Ketika bermunajat sendirian, kita tidak perlu berteriak memanggil-Nya, karena Dia selalu mendengar kita, seperti yang dinyatakan dalam Al-Qur’an: “Aku dekat. Aku menjawab panggilan orang yang memanggil-Ku” (QS. Al-Baqarah: 186). Dalam perjalanan, kita menyadari bahwa Tuhan lebih dekat daripada apapun di sekitar kita (HR. Muslim).
Kekuatan Tuhan mencakup seluruh jagad raya, dan kita tidak perlu merasa jauh dari-Nya, terlepas dari posisi fisik kita. Pertanyaan tentang bagaimana Tuhan bisa ada di atas dan bersama kita sekaligus tidak lagi menjadi masalah ketika kita memahami bahwa Dia melampaui ruang dan waktu. Keyakinan ini membebaskan kita dari keraguan dan kontradiksi yang sering diperdebatkan.
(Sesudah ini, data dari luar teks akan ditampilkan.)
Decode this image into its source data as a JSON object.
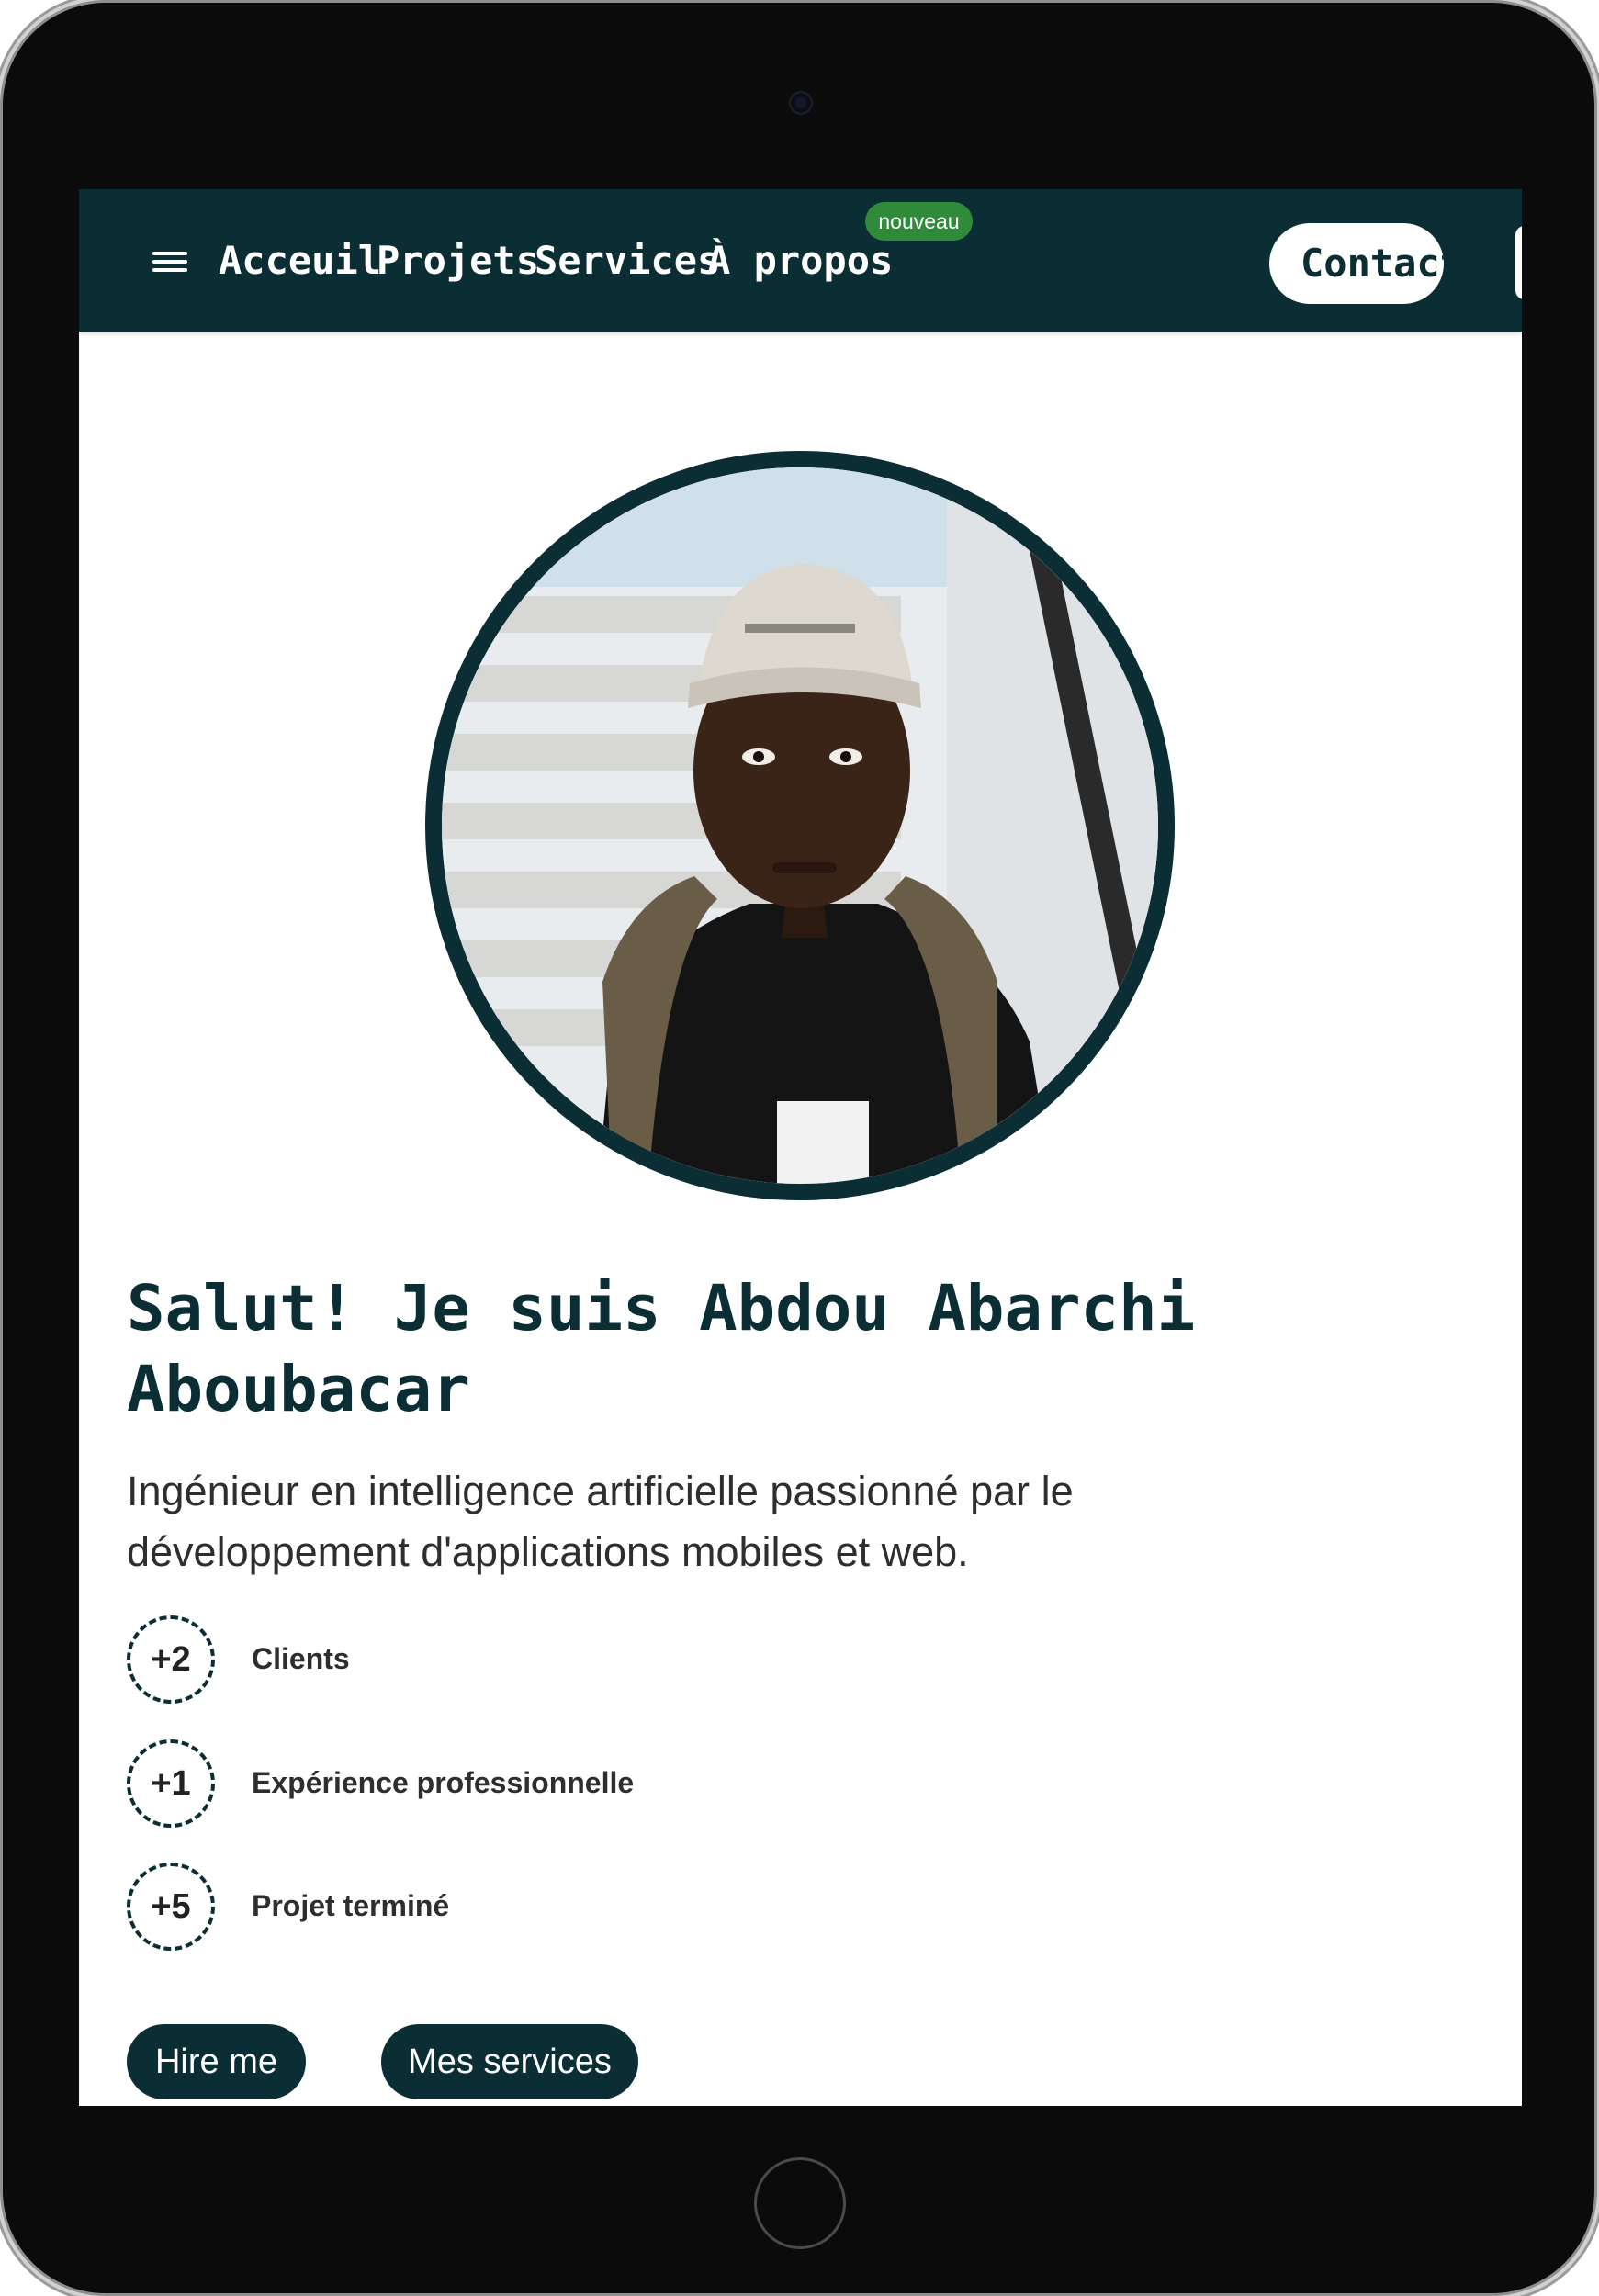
{
  "nav": {
    "links": [
      "Acceuil",
      "Projets",
      "Services",
      "À propos"
    ],
    "badge": "nouveau",
    "contact_label": "Contact",
    "menu_icon": "hamburger-menu-icon"
  },
  "hero": {
    "title": "Salut! Je suis Abdou Abarchi Aboubacar",
    "subtitle": "Ingénieur en intelligence artificielle passionné par le développement d'applications mobiles et web.",
    "stats": [
      {
        "value": "+2",
        "label": "Clients"
      },
      {
        "value": "+1",
        "label": "Expérience professionnelle"
      },
      {
        "value": "+5",
        "label": "Projet terminé"
      }
    ],
    "buttons": [
      "Hire me",
      "Mes services"
    ]
  },
  "colors": {
    "primary": "#0b2e35",
    "badge": "#2f8a3a",
    "device": "#0b0b0b",
    "text": "#2e2e2e"
  }
}
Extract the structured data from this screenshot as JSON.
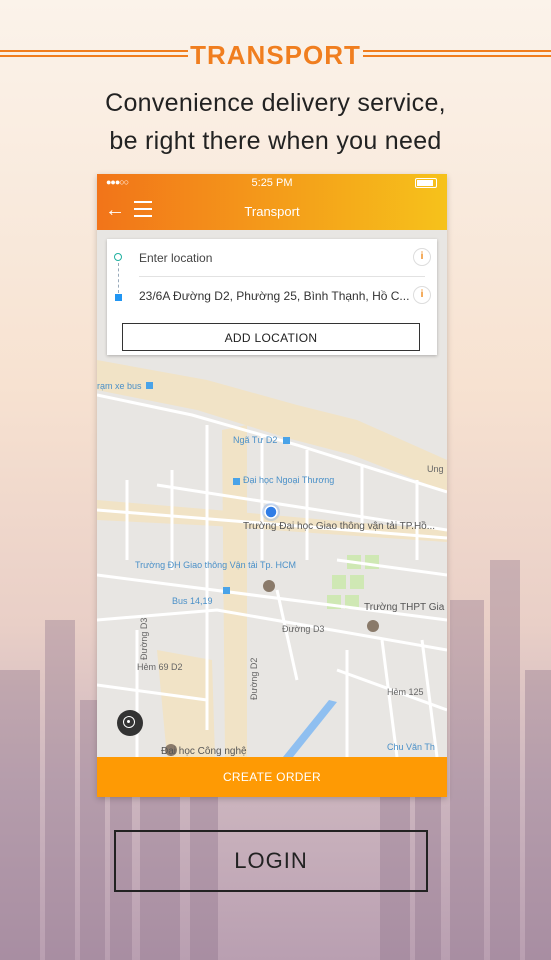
{
  "header": {
    "title": "TRANSPORT"
  },
  "tagline": {
    "line1": "Convenience delivery service,",
    "line2": "be right there when you need"
  },
  "phone": {
    "status": {
      "signal": "●●●○○",
      "time": "5:25 PM"
    },
    "appbar": {
      "title": "Transport",
      "back_icon": "arrow-left-icon",
      "menu_icon": "hamburger-menu-icon"
    },
    "form": {
      "pickup_placeholder": "Enter location",
      "dropoff_value": "23/6A Đường D2, Phường 25, Bình Thạnh, Hồ C...",
      "info_glyph": "i",
      "add_location_label": "ADD LOCATION"
    },
    "map_labels": {
      "bus_left": "rạm xe bus",
      "nga_tu": "Ngã Tư D2",
      "ngoai_thuong": "Đại học Ngoại Thương",
      "giao_thong": "Trường Đại học Giao thông vận tải TP.Hồ...",
      "dh_giao_thong": "Trường ĐH Giao thông Vận tải Tp. HCM",
      "bus_14": "Bus 14,19",
      "thpt": "Trường THPT Gia",
      "duong_d3": "Đường D3",
      "duong_d3_v": "Đường D3",
      "duong_d2_v": "Đường D2",
      "hem_69": "Hẻm 69 D2",
      "hem_125": "Hẻm 125",
      "ung": "Ung",
      "cong_nghe": "Đại học Công nghệ",
      "chu_van": "Chu Văn Th"
    },
    "create_order_label": "CREATE ORDER"
  },
  "login_label": "LOGIN",
  "colors": {
    "accent": "#f07e1f",
    "orange_button": "#fe9a04",
    "gradient_end": "#f6c21b"
  }
}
Realitasnya, fitrah manusia yang sejati adalah meyakini adanya Tuhan tanpa tambahan keyakinan tentang-Nya yang dipengaruhi oleh lingkungan. Dengan memahami bahwa Allah ada tanpa tempat, kita dapat fokus beribadah dan merasakan kemahakuasaan-Nya setiap saat. Wallahu a’lam.